第54章 original~反実仮想篇~
「今日の先生、擬音語擬態語多くない?」
「確かに……」
「こう、ゴォオォオというイメージで霊力を沸かす感じ。それが出来たら次の段階に行こう。」
「ゴォオォオが出来たら、次は清流の如くさらさらと緩やかに流してみて。」
「えーと、君の名前は……」
「先生!急に名前忘れるの酷いですよ!楢津尾です!」
「割と特徴的な名前なのにね、ごめんごめん。えと楢津尾さんは……そう、最終段階まで来てるのね、えぇと、じゃあ」
「先生今日、その資料とにらめっこしすぎ!名前も忘れすぎ!」
「この資料が無いとどんな授業を予定してたか、皆がどこまでできてたかわかんないの〜」
うーん、やっぱり生徒の名前を忘れてるのはまずいよな。何年か見てる生徒は思い出せるけど、この子達のように授業を担当して1年や2年の子たちの名前が曖昧だ。
「物忘れかなぁ。」
「先生、いくつです?」
「16歳。」
「はっ、」
楢津尾が鼻で笑った。
「んなわけないでしょう。僕次何をしたらいいですか。」
「そうね、霊力を放つ練習かな。でも足並み揃えたいからミニ先生になってもらおう。」
「はーい」
次の授業の鬼道演習ではこんなことがないようにと、顔つきの生徒名簿とその子の評価について書いた私のメモを睨めっこする。
「おっと君は虎徹勇音さんだね。」
「はい。本日から鬼道演習の授業を受講する許可がおりました。よろしくお願いします。」
授業名簿には無かった顔だが、虎徹家は鬼道に長けた貴族であり、虎徹家の生徒はいつも私の授業では優秀だったので、彼女のことも入学時からチェックしていた。
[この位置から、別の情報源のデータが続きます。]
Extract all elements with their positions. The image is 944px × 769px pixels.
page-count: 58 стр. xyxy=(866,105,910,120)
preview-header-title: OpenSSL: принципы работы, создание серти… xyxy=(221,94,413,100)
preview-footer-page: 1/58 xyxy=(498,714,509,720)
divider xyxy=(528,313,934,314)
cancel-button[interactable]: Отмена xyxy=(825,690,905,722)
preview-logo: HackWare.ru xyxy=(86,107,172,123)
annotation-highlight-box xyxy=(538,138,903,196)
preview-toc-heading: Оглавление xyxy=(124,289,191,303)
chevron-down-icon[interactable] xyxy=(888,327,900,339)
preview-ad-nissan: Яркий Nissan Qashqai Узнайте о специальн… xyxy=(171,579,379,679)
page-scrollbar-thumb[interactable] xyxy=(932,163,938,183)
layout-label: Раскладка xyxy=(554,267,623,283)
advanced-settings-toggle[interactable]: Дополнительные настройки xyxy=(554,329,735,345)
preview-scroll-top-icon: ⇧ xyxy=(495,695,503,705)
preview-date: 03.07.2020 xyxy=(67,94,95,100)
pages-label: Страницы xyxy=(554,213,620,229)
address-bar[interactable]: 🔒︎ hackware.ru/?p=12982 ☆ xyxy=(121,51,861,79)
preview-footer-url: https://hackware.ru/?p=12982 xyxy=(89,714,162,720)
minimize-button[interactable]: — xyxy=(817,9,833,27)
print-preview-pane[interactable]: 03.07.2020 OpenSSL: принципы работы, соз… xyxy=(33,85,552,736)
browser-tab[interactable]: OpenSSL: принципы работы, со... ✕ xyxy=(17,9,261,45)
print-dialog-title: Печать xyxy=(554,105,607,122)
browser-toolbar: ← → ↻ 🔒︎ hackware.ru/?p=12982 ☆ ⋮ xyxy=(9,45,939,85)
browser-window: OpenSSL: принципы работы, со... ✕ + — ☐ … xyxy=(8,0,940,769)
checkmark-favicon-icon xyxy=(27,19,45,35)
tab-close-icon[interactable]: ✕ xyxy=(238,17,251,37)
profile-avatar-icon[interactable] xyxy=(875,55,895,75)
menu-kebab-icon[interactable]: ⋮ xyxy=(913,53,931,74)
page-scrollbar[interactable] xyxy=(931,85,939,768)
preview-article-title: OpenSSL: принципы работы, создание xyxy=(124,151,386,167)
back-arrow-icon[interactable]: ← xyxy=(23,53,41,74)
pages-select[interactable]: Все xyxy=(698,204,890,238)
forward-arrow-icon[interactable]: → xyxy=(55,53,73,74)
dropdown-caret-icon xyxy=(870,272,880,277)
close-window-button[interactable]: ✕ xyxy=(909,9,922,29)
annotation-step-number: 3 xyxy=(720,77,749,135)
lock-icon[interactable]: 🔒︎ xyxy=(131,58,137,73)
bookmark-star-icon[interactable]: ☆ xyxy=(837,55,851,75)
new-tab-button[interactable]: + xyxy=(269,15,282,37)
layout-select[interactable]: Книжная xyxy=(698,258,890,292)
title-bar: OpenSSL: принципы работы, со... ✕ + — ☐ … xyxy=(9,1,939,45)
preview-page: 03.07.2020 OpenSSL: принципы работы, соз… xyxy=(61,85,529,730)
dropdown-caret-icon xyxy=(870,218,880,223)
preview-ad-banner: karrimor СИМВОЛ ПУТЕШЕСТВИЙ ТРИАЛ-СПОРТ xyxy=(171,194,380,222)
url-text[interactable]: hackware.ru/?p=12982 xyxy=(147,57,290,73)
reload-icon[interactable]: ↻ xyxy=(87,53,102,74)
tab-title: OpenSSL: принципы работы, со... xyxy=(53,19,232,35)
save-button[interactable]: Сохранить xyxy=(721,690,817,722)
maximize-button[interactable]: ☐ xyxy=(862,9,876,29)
「この時間に履修していた鬼道基礎論は単位が貰えるとのことでしたので、より実践的な鬼道の練習ができるこの授業を受講させていただきます。」
「アップを開始しましょう。貴方もみんなを見て行動してみて。」
演習場を3週走り、体を温めた後、短冊型に切った紙を持ち、霊力を扱って形状変化させる。その後、5mの先の的の中心を狙って霊力をぶつける。次に10m先の大きめの的に霊力を大 中 小とぶつける。
「虎徹さん、授業で鬼道の練習するのは初めて?」
「はい。ですが自主練はしていました。」
15分ほどで全員がアップを終えた。